Lepton universality is verified (no new physics)

In my December 27, 2015 post titled “Lepton Universality” I reported about the early experimental signs pointing to a possible violation of the lepton universality. More data and analysis from the ATLAS experiment at CERN showed however that the lepton universality is exactly true: electrons, muons and taus are produced equally often in weak decays.

Adam Falkowski reported about the recent findings in this blog post.

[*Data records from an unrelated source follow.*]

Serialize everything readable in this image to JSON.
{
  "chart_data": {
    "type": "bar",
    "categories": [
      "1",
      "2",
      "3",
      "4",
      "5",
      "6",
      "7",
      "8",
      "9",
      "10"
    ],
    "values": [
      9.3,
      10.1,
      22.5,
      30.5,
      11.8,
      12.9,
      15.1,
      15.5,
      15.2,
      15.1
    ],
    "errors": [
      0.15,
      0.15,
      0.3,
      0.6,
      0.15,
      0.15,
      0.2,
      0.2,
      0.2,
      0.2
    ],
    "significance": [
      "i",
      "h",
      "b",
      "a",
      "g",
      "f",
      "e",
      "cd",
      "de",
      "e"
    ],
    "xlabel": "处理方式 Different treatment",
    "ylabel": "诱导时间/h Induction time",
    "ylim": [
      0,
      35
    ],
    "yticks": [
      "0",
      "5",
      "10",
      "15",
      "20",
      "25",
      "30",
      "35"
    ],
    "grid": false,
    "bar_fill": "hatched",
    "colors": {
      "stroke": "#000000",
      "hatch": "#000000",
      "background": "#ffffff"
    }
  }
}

“Within the present accuracy, the W boson couplings to all leptons are consistent with the Standard Model prediction, and with lepton flavor universality in particular. Some tensions appearing in earlier global fits are all gone. The Standard Model wins again, nothing to see here, we can move on to the next anomaly. ” – Adam Falkowski

credit: ATLAS experiment at CERN

Lepton universality (also known as lepton flavor universality) should not be confused with “charged lepton flavor violation“. In the comments section of Falkowski’s blogpost there is a clarification:

“Lepton flavor violation in the B-meson sector is still an unresolved issue, and it’ll be interesting to see how it plays out.” – Adam Falkowski

Speaking of B decays, there is an excellent review article titled “Review of Lepton Universality in B decays“.

Lepton universality

Ignoring the decays of the W^{+}, and ignoring the decay modes involving quarks and gluons, W^{-} decay modes are:

W^{-} \rightarrow electron + electron type antineutrino

W^{-} \rightarrow muon+ muon type antineutrino

W^{-} \rightarrow tau + tau type antineutrino

Muon is 206.85 times heavier than electron and tau is 16.8 times heavier than muon. The rates (probabilities) (also known as branching ratios) of the decays mentioned above are the same which is 10.8%. This is known as lepton universality or lepton flavor universality.